Successful challenges to arbitral awards are rare. The case of K v A  EWHC 1118 (Comm) is one of those highly rare cases where a Gafta Award was subject to a successful challenge.
First published by Gaftaworld, July 2019
What was it about?
In very brief terms the issue in dispute was whether or not the buyer had effectively made payment to the seller under the terms of the contract between them.
Under a contract prepared by an intermediary broker, A agreed to sell and K agreed to buy a consignment of sunflower meal, FOB. The contract incorporated Gafta Form 119. The contract price was US$1,167,900.
The contractual payment provision required, “100% Net cash within 2 banking days to the Sellers’ bank upon presentation of scan/fax copies of the following original documents to [Buyers]”. The requisite document in this instance was the commercial invoice.
Clause 18 of Gafta 119 provided that, “A notice to the Brokers or Agent shall be deemed a notice under this contract”.
The consignment was loaded onto a vessel and this constituted good delivery. A sent an email to the broker with an attached invoice which showed A’s bank account at Citibank and provided the destination account for A at Citibank New York. The broker forwarded A’s email to K. K did not receive that email, but received an email which appeared to come from the broker and which directed payment to a different destination account at Citibank in London.
K gave instructions to its bank to make payment through Citibank New York to the London branch of Citibank.
A Gafta Board of Appeal found that:
a. there had been an act of fraud; and
b. the emails from A to the broker contained the correct bank details for A. By reason of Clause 18 of Gafta 119, the emails to the broker constituted good notice under the contract; and
c. K bore the risk of receipt of the money into the wrong bank account as K’s duty was to make payment to an account nominated by A. A had nominated its correct bank account in its email to
the broker; and
d. A had satisfied its obligations by delivering the consignment and was entitled to receive the full invoice price in cash equivalent into its nominated bank account.
The court’s approach
K challenged the Board’s Award under sections 68 and 69 of the Arbitration Act 1996 on the ground of serious irregularity (S.68) and an appeal on a point of law (S.69).
K argued (among other things):
The Board had made an error of law in finding that K’s obligation was to make payment into A’s bank account at Citibank as on a true construction of the contract, K’s obligation was only to pay the price to A’s bank and that obligation had been fulfilled by the payment to Citibank irrespective of the account details;
There had been a serious irregularity on the part of the Board by holding that the broker was the agent for K as this point had not been advanced by A before the Board and K had not therefore been afforded an opportunity to address that point.
The court made the following findings:
The contractual obligation to make a payment, “net cash” against the background of modern banking practice would permit any commercially recognised method of transferring funds providing it is equivalent to cash.
It is commercially impossible to transfer funds to a bank without identifying the beneficiary and the destination account.
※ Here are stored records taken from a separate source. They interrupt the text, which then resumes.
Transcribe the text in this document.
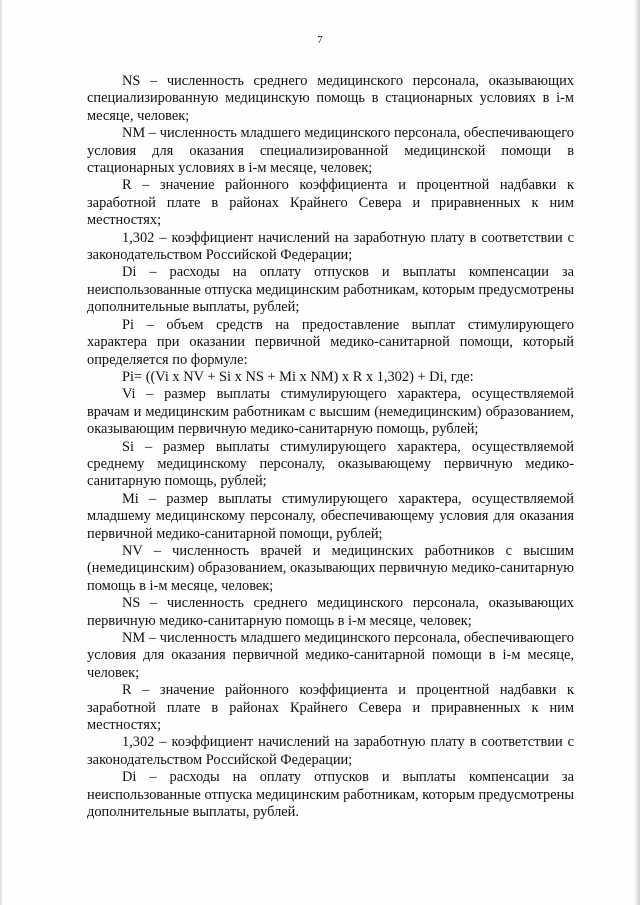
7

NS – численность среднего медицинского персонала, оказывающих специализированную медицинскую помощь в стационарных условиях в i-м месяце, человек;

NM – численность младшего медицинского персонала, обеспечивающего условия для оказания специализированной медицинской помощи в стационарных условиях в i-м месяце, человек;

R – значение районного коэффициента и процентной надбавки к заработной плате в районах Крайнего Севера и приравненных к ним местностях;

1,302 – коэффициент начислений на заработную плату в соответствии с законодательством Российской Федерации;

Di – расходы на оплату отпусков и выплаты компенсации за неиспользованные отпуска медицинским работникам, которым предусмотрены дополнительные выплаты, рублей;

Pi – объем средств на предоставление выплат стимулирующего характера при оказании первичной медико-санитарной помощи, который определяется по формуле:

Pi= ((Vi x NV + Si x NS + Mi x NM) x R x 1,302) + Di, где:

Vi – размер выплаты стимулирующего характера, осуществляемой врачам и медицинским работникам с высшим (немедицинским) образованием, оказывающим первичную медико-санитарную помощь, рублей;

Si – размер выплаты стимулирующего характера, осуществляемой среднему медицинскому персоналу, оказывающему первичную медико-санитарную помощь, рублей;

Mi – размер выплаты стимулирующего характера, осуществляемой младшему медицинскому персоналу, обеспечивающему условия для оказания первичной медико-санитарной помощи, рублей;

NV – численность врачей и медицинских работников с высшим (немедицинским) образованием, оказывающих первичную медико-санитарную помощь в i-м месяце, человек;

NS – численность среднего медицинского персонала, оказывающих первичную медико-санитарную помощь в i-м месяце, человек;

NM – численность младшего медицинского персонала, обеспечивающего условия для оказания первичной медико-санитарной помощи в i-м месяце, человек;

R – значение районного коэффициента и процентной надбавки к заработной плате в районах Крайнего Севера и приравненных к ним местностях;

1,302 – коэффициент начислений на заработную плату в соответствии с законодательством Российской Федерации;

Di – расходы на оплату отпусков и выплаты компенсации за неиспользованные отпуска медицинским работникам, которым предусмотрены дополнительные выплаты, рублей.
The requirement to make payment was not satisfied by merely sending the payment to the nominated bank.
The Board’s reasoning as a whole on this point was such that it had reached the correct legal conclusion. The appeal under section 69 was dismissed.
A had not relied on clause 18 in the arbitration and K was therefore not given an opportunity to address the point before the Board. This was a serious irregularity.
The court used section 68 to remit the matter to the Board to reconsider its reliance on clause 18 of Gafta 119.
The courts of England and Wales are very pro-arbitration and will be slow to overturn an Award of a Tribunal. The hurdle to clear for a successful appeal under section 69 of the Arbitration Act 1996 is very high and rarely achieved.
In regard to section 68 challenges, a Tribunal must be careful not to go beyond its terms of reference and the parties’ submissions because to do so may result in the court exercising the remedies available under section 68.
The moral of the story for businesses is, have in place a security protocol before making a payment by bank transfer. At the very least call the payee to confirm bank details before processing the payment. Fraud is rife unfortunately, and increasingly fraudsters are hacking email accounts and causing payments to be made to fraudulent bank accounts.